Here's the full list of those internal options, and how they've done so far this season:
Willie Harris, .118/.318/.353 in 17 at-bats
Willy Taveras, .133/.188/.267 in 15 at-bats
Mike Morse, 1-for-6 before hitting the DL
Justin Maxwell, 0-for-1 with two walks in his first since being called up.
If you're keeping track at home, that's a combined .128/.277/.282 line between the four of them.

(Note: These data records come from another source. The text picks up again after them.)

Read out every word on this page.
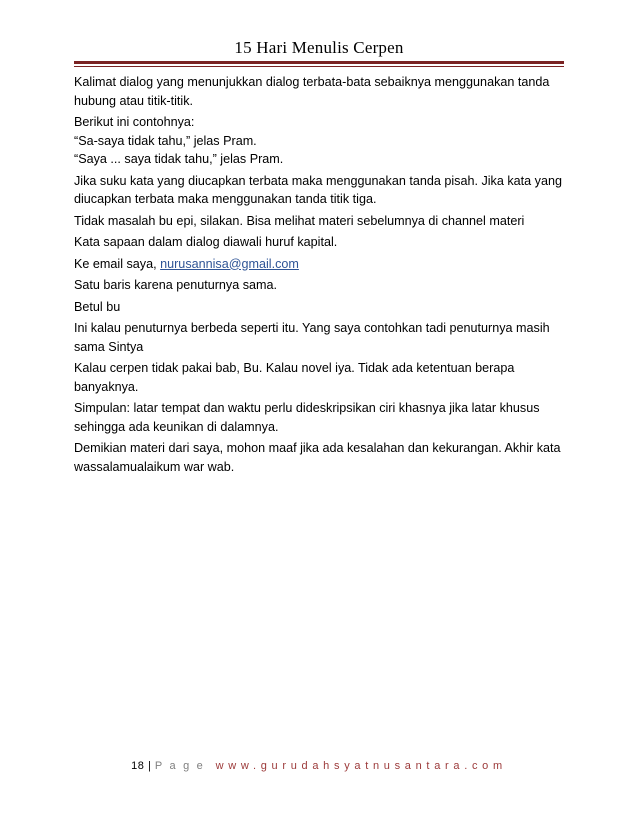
15 Hari Menulis Cerpen

Kalimat dialog yang menunjukkan dialog terbata-bata sebaiknya menggunakan tanda
hubung atau titik-titik.

Berikut ini contohnya:
“Sa-saya tidak tahu,” jelas Pram.
“Saya ... saya tidak tahu,” jelas Pram.

Jika suku kata yang diucapkan terbata maka menggunakan tanda pisah. Jika kata yang
diucapkan terbata maka menggunakan tanda titik tiga.

Tidak masalah bu epi, silakan. Bisa melihat materi sebelumnya di channel materi

Kata sapaan dalam dialog diawali huruf kapital.

Ke email saya, nurusannisa@gmail.com

Satu baris karena penuturnya sama.

Betul bu

Ini kalau penuturnya berbeda seperti itu. Yang saya contohkan tadi penuturnya masih
sama Sintya

Kalau cerpen tidak pakai bab, Bu. Kalau novel iya. Tidak ada ketentuan berapa
banyaknya.

Simpulan: latar tempat dan waktu perlu dideskripsikan ciri khasnya jika latar khusus
sehingga ada keunikan di dalamnya.

Demikian materi dari saya, mohon maaf jika ada kesalahan dan kekurangan. Akhir kata
wassalamualaikum war wab.

18 | P a g e www.gurudahsyatnusantara.com
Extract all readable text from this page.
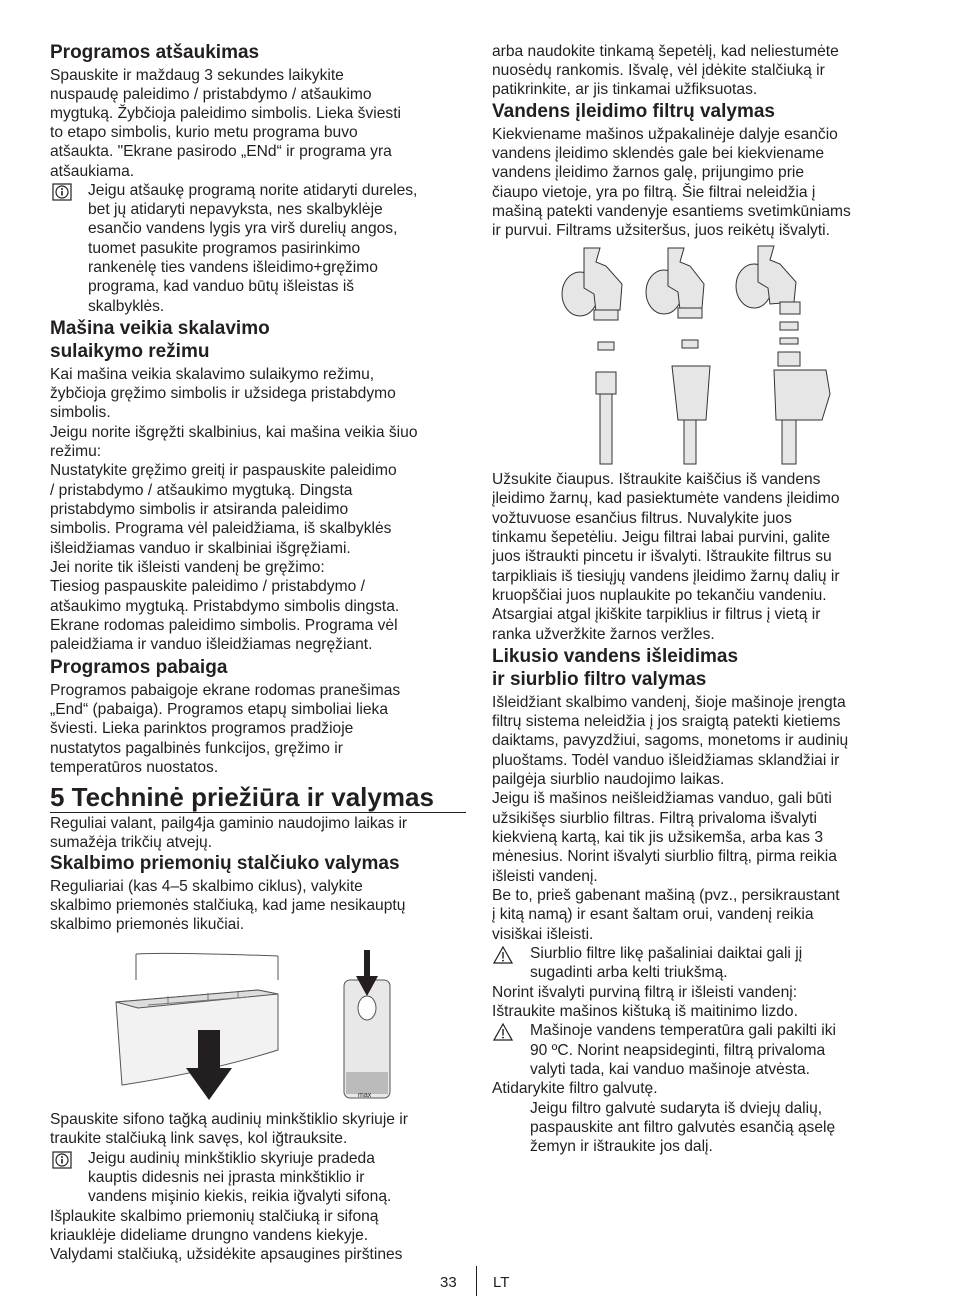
Programos atšaukimas
Spauskite ir maždaug 3 sekundes laikykite
nuspaudę paleidimo / pristabdymo / atšaukimo
mygtuką. Žybčioja paleidimo simbolis. Lieka šviesti
to etapo simbolis, kurio metu programa buvo
atšaukta. "Ekrane pasirodo „ENd“ ir programa yra
atšaukiama.
Jeigu atšaukę programą norite atidaryti dureles,
bet jų atidaryti nepavyksta, nes skalbyklėje
esančio vandens lygis yra virš durelių angos,
tuomet pasukite programos pasirinkimo
rankenėlę ties vandens išleidimo+gręžimo
programa, kad vanduo būtų išleistas iš
skalbyklės.
Mašina veikia skalavimo
sulaikymo režimu
Kai mašina veikia skalavimo sulaikymo režimu,
žybčioja gręžimo simbolis ir užsidega pristabdymo
simbolis.
Jeigu norite išgręžti skalbinius, kai mašina veikia šiuo
režimu:
Nustatykite gręžimo greitį ir paspauskite paleidimo
/ pristabdymo / atšaukimo mygtuką. Dingsta
pristabdymo simbolis ir atsiranda paleidimo
simbolis. Programa vėl paleidžiama, iš skalbyklės
išleidžiamas vanduo ir skalbiniai išgręžiami.
Jei norite tik išleisti vandenį be gręžimo:
Tiesiog paspauskite paleidimo / pristabdymo /
atšaukimo mygtuką. Pristabdymo simbolis dingsta.
Ekrane rodomas paleidimo simbolis. Programa vėl
paleidžiama ir vanduo išleidžiamas negręžiant.
Programos pabaiga
Programos pabaigoje ekrane rodomas pranešimas
„End“ (pabaiga). Programos etapų simboliai lieka
šviesti. Lieka parinktos programos pradžioje
nustatytos pagalbinės funkcijos, gręžimo ir
temperatūros nuostatos.
5 Techninė priežiūra ir valymas
Reguliai valant, pailg4ja gaminio naudojimo laikas ir
sumažėja trikčių atvejų.
Skalbimo priemonių stalčiuko valymas
Reguliariai (kas 4–5 skalbimo ciklus), valykite
skalbimo priemonės stalčiuką, kad jame nesikauptų
skalbimo priemonės likučiai.
max
Spauskite sifono tağką audinių minkštiklio skyriuje ir
traukite stalčiuką link savęs, kol iğtrauksite.
Jeigu audinių minkštiklio skyriuje pradeda
kauptis didesnis nei įprasta minkštiklio ir
vandens mişinio kiekis, reikia iğvalyti sifoną.
Išplaukite skalbimo priemonių stalčiuką ir sifoną
kriauklėje dideliame drungno vandens kiekyje.
Valydami stalčiuką, užsidėkite apsaugines pirštines
arba naudokite tinkamą šepetėlį, kad neliestumėte
nuosėdų rankomis. Išvalę, vėl įdėkite stalčiuką ir
patikrinkite, ar jis tinkamai užfiksuotas.
Vandens įleidimo filtrų valymas
Kiekviename mašinos užpakalinėje dalyje esančio
vandens įleidimo sklendės gale bei kiekviename
vandens įleidimo žarnos galę, prijungimo prie
čiaupo vietoje, yra po filtrą. Šie filtrai neleidžia į
mašiną patekti vandenyje esantiems svetimkūniams
ir purvui. Filtrams užsiteršus, juos reikėtų išvalyti.
Užsukite čiaupus. Ištraukite kaiščius iš vandens
įleidimo žarnų, kad pasiektumėte vandens įleidimo
vožtuvuose esančius filtrus. Nuvalykite juos
tinkamu šepetėliu. Jeigu filtrai labai purvini, galite
juos ištraukti pincetu ir išvalyti. Ištraukite filtrus su
tarpikliais iš tiesiųjų vandens įleidimo žarnų dalių ir
kruopščiai juos nuplaukite po tekančiu vandeniu.
Atsargiai atgal įkiškite tarpiklius ir filtrus į vietą ir
ranka užveržkite žarnos veržles.
Likusio vandens išleidimas
ir siurblio filtro valymas
Išleidžiant skalbimo vandenį, šioje mašinoje įrengta
filtrų sistema neleidžia į jos sraigtą patekti kietiems
daiktams, pavyzdžiui, sagoms, monetoms ir audinių
pluoštams. Todėl vanduo išleidžiamas sklandžiai ir
pailgėja siurblio naudojimo laikas.
Jeigu iš mašinos neišleidžiamas vanduo, gali būti
užsikišęs siurblio filtras. Filtrą privaloma išvalyti
kiekvieną kartą, kai tik jis užsikemša, arba kas 3
mėnesius. Norint išvalyti siurblio filtrą, pirma reikia
išleisti vandenį.
Be to, prieš gabenant mašiną (pvz., persikraustant
į kitą namą) ir esant šaltam orui, vandenį reikia
visiškai išleisti.
Siurblio filtre likę pašaliniai daiktai gali jį
sugadinti arba kelti triukšmą.
Norint išvalyti purviną filtrą ir išleisti vandenį:
Ištraukite mašinos kištuką iš maitinimo lizdo.
Mašinoje vandens temperatūra gali pakilti iki
90 ºC. Norint neapsideginti, filtrą privaloma
valyti tada, kai vanduo mašinoje atvėsta.
Atidarykite filtro galvutę.
Jeigu filtro galvutė sudaryta iš dviejų dalių,
paspauskite ant filtro galvutės esančią ąselę
žemyn ir ištraukite jos dalį.
33 LT
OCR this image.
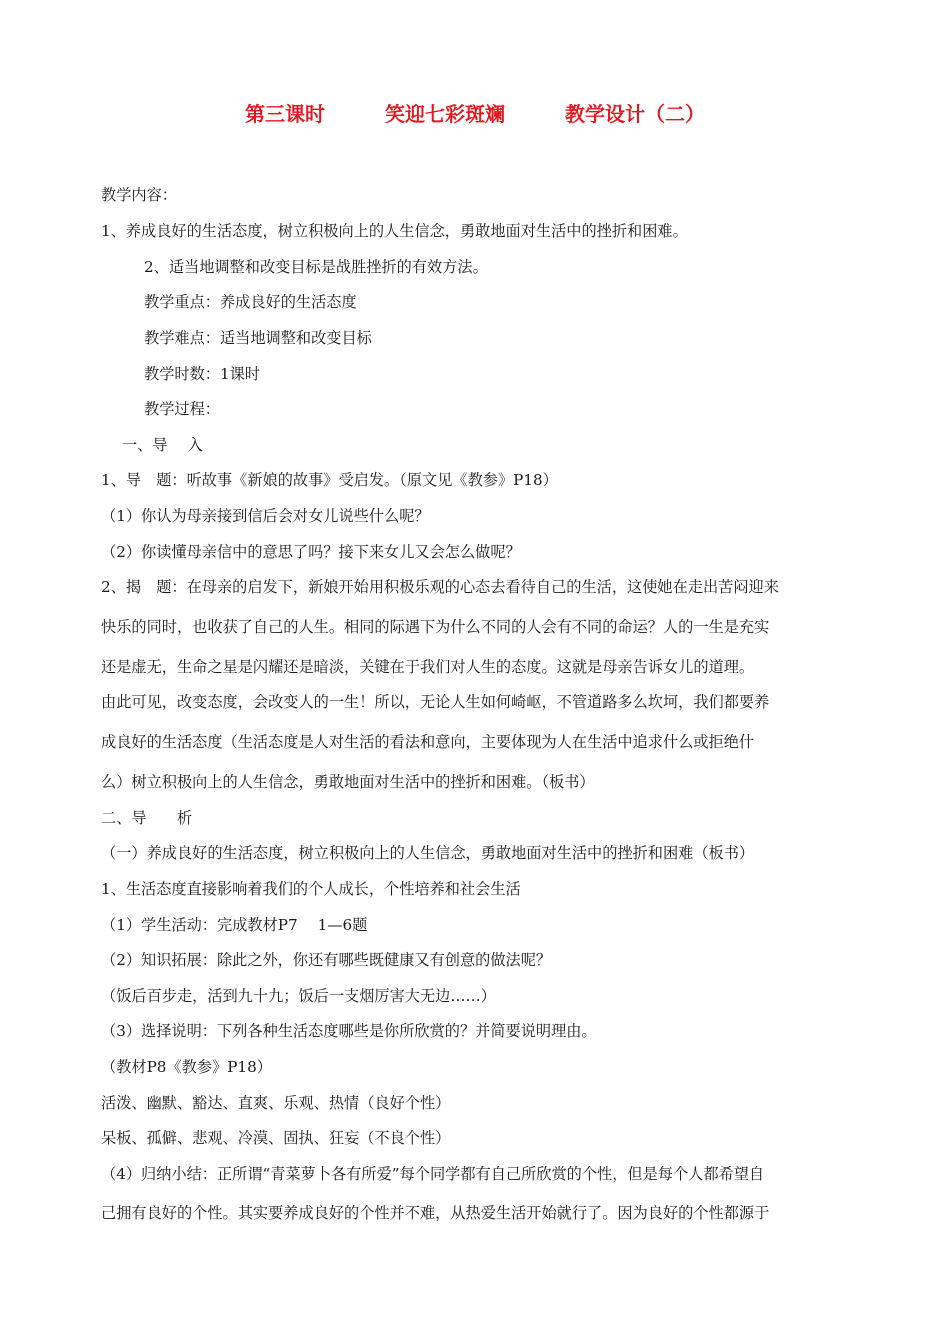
第三课时　　　笑迎七彩斑斓　　　教学设计（二）
教学内容：
1、养成良好的生活态度，树立积极向上的人生信念，勇敢地面对生活中的挫折和困难。
2、适当地调整和改变目标是战胜挫折的有效方法。
教学重点：养成良好的生活态度
教学难点：适当地调整和改变目标
教学时数：1课时
教学过程：
一、导　 入
1、导　题：听故事《新娘的故事》受启发。（原文见《教参》P18）
（1）你认为母亲接到信后会对女儿说些什么呢？
（2）你读懂母亲信中的意思了吗？接下来女儿又会怎么做呢？
2、揭　题：在母亲的启发下，新娘开始用积极乐观的心态去看待自己的生活，这使她在走出苦闷迎来
快乐的同时，也收获了自己的人生。相同的际遇下为什么不同的人会有不同的命运？人的一生是充实
还是虚无，生命之星是闪耀还是暗淡，关键在于我们对人生的态度。这就是母亲告诉女儿的道理。
由此可见，改变态度，会改变人的一生！所以，无论人生如何崎岖，不管道路多么坎坷，我们都要养
成良好的生活态度（生活态度是人对生活的看法和意向，主要体现为人在生活中追求什么或拒绝什
么）树立积极向上的人生信念，勇敢地面对生活中的挫折和困难。（板书）
二、导　　析
（一）养成良好的生活态度，树立积极向上的人生信念，勇敢地面对生活中的挫折和困难（板书）
1、生活态度直接影响着我们的个人成长，个性培养和社会生活
（1）学生活动：完成教材P7　 1—6题
（2）知识拓展：除此之外，你还有哪些既健康又有创意的做法呢？
（饭后百步走，活到九十九；饭后一支烟厉害大无边……）
（3）选择说明：下列各种生活态度哪些是你所欣赏的？并简要说明理由。
（教材P8《教参》P18）
活泼、幽默、豁达、直爽、乐观、热情（良好个性）
呆板、孤僻、悲观、冷漠、固执、狂妄（不良个性）
（4）归纳小结：正所谓“青菜萝卜各有所爱”每个同学都有自己所欣赏的个性，但是每个人都希望自
己拥有良好的个性。其实要养成良好的个性并不难，从热爱生活开始就行了。因为良好的个性都源于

Now, Maxwell is still only 26 and has shown some potential to be an interesting power/speed player on offense, so it's perhaps understandable that they'd want to see what they had in him before making any other decisions. But Maxwell didn't even start the season in the majors; he only got called up when Morse got hurt. Morse is a bit older than Maxwell and is trying to escape a Quad-A label himself, but at this point he looks like a poor man's Ty Wigginton -- an OK bench bat with the ability to play bad defense at multiple positions.
Giving those two guys a chance, though, doesn't explain the dalliance with Taveras at all. And while the rebuilding Nats have been burning a roster spot on the quintessential speed goof, outfielders like Wladimir Balentien, Fred Lewis and Terry Evans have passed through waivers.
Are any of those guys sure things? Of course not. Are they better than Taveras right now? Probably. Do they have at least as much upside as the likes of Maxwell and Morse? Absolutely.
For a team that should be doing nothing in the first half but trying to gather together as much young talent on offense as possible in advance of the beginning of the Stephen Strasburg Era, that inaction is almost criminally negligent.
About the only explanation I can think of for Rizzo not wanting to make those waiver claims is that it seems much like the kind of thing former GM Jim Bowden was notorious for -- churning the roster, and hoarding toolsy outfielders with little actual baseball skill. Balentien certainly fits that mold, but Lewis and Evans less so, and even if it is Bowden-esque, so what?
The Nationals' future is actually starting to brighten, and even as soon as 2011 a squad with Strasburg and Jordan Zimmermann in the rotation, and Ryan Zimmerman in the field, could tease a playoff run. But that core will need a supporting cast -- and so far, Rizzo's reluctance to take chances and add free talent doesn't bode well for his efforts down the road to assemble a team around his stars.